To determine the upregulated genes of $\textit{C1 vs C2}$, we compute DE between $\{\textit{C1, C2}\}$, $\{\textit{N1, C2}\}$ and $\{\textit{C1, N1}\}$: using lvm-DE, we test differences in expression levels $\rho_{n}$ to compute Log-Fold Changes (LFC). \
The significantly upregulated genes for $\textit{C1, N1}$ define a set of local cell type markers, denoted $\mathcal{S}_1$. Conversely, if a gene is both higher expressed in $\textit{N1}$ compared to $\textit{C1}$ and $\textit{C1}$ compared to $\textit{C2}$, it is likely that the increased expression in $\textit{C1}$ is spurious.

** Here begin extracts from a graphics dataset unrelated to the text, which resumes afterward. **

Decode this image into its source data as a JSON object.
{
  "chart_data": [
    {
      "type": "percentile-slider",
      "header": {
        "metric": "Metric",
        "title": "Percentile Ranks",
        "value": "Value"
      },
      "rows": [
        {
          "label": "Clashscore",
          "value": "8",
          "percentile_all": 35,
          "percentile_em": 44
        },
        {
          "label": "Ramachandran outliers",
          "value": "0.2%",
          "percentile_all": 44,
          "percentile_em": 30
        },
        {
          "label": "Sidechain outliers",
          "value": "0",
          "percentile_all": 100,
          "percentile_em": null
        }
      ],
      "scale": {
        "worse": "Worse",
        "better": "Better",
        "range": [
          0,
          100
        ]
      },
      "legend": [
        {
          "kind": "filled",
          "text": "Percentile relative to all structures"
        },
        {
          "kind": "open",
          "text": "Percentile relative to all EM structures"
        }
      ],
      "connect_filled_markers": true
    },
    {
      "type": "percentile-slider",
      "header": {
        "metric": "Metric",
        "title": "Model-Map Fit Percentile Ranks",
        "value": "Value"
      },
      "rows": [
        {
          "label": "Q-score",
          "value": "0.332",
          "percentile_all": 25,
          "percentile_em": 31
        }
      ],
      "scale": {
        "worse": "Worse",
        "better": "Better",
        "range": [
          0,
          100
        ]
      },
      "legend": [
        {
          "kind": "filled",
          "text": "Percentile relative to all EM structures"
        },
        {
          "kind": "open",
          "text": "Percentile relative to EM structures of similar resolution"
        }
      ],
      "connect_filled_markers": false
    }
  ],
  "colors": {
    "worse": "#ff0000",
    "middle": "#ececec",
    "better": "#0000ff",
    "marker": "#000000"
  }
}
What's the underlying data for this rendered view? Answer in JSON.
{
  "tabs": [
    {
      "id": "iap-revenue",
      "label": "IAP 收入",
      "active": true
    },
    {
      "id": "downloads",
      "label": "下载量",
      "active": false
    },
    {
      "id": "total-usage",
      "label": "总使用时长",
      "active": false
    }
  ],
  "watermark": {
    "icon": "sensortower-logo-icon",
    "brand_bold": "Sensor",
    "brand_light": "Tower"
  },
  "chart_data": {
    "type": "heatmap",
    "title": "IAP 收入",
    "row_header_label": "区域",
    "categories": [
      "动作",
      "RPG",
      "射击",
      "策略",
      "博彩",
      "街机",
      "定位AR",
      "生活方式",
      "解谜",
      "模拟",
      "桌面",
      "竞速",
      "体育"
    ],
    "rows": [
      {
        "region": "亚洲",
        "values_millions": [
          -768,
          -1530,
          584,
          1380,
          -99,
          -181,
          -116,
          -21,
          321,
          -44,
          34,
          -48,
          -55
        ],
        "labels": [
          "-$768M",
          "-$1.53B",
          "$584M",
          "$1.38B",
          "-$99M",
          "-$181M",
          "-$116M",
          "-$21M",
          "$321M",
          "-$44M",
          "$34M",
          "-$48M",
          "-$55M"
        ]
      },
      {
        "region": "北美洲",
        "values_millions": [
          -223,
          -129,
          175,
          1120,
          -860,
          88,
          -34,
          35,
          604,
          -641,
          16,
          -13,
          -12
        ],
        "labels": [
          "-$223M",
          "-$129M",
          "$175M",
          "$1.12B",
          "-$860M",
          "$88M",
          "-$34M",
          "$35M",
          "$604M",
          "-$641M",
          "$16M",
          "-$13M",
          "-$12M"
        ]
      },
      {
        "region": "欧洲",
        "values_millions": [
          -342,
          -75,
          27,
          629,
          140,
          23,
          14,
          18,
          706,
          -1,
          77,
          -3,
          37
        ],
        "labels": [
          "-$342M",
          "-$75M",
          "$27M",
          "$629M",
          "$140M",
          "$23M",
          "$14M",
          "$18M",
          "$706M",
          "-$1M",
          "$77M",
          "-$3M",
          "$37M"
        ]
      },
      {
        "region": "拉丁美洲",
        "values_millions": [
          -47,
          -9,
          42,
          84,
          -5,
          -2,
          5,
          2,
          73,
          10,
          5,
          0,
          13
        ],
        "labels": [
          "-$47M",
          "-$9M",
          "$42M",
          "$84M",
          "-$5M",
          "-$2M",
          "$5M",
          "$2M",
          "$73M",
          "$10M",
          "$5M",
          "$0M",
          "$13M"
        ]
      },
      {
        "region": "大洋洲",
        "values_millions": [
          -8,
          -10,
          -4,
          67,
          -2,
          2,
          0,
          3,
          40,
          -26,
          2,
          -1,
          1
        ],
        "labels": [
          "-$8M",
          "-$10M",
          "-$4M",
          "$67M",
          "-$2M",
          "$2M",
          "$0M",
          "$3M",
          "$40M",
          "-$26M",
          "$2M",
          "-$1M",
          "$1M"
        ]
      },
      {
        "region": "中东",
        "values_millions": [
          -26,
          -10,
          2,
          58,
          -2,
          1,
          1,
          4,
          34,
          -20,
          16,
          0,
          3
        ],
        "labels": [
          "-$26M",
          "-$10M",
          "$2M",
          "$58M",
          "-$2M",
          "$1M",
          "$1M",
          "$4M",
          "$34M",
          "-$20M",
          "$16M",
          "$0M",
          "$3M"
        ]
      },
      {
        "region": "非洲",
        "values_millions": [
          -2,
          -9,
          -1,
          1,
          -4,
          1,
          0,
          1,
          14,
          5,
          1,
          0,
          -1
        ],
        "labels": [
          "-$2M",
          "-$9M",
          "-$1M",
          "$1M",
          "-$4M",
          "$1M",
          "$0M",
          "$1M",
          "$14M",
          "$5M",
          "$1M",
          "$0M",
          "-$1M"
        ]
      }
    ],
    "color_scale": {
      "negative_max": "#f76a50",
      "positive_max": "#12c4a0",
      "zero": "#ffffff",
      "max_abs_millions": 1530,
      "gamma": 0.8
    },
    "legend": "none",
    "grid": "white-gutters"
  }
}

We argue that the probability of a gene being a $\textit{local marker}$ could be a relevant score to filter spurious genes. To compute this score, we considered the upregulation of a gene in one group relative to the upregulation in its neighborhood: a local marker $g$ should verify

```{math}
:nowrap: true
\begin{align}
    \mathit{LFC^{~g}_{C1~vs~C2}} > \mathit{LFC^{~g}_{N1~vs~C2}},
\end{align}
```

which means that the signal comes from cells in $\textit{C1}$ rather than their neighbors $\textit{N1}$. \
We select genes for which $\mathit{LFC_{C1~vs~C2}} > 0$ and use the genes $\mathcal{S}_1$ as truely differentially expressed. We also define $\mathcal{N}_1 = \{g|\mathit{LFC^{~g}_{C1~vs~C2}} > 0,~g \notin \mathcal{S}_1 \}$. \
We train a Gaussian process classifier on $\mathbf{X} = [LFC_{C1~vs~C2}~,~LFC_{N1~vs~C2}]$  to classify between the $\textit{local markers}$ $\mathcal{S}_1$ and the $\textit{neighborhood genes}$ $\mathcal{N}_1$. Once fitted, the classifier returns a local marker probability $p_g=\mathit{p}(g \in \mathcal{S}_1 | \mathbf{X})$ for each gene $g$, that we can compare to a given threshold $\tau$ to filter the neighborhood genes.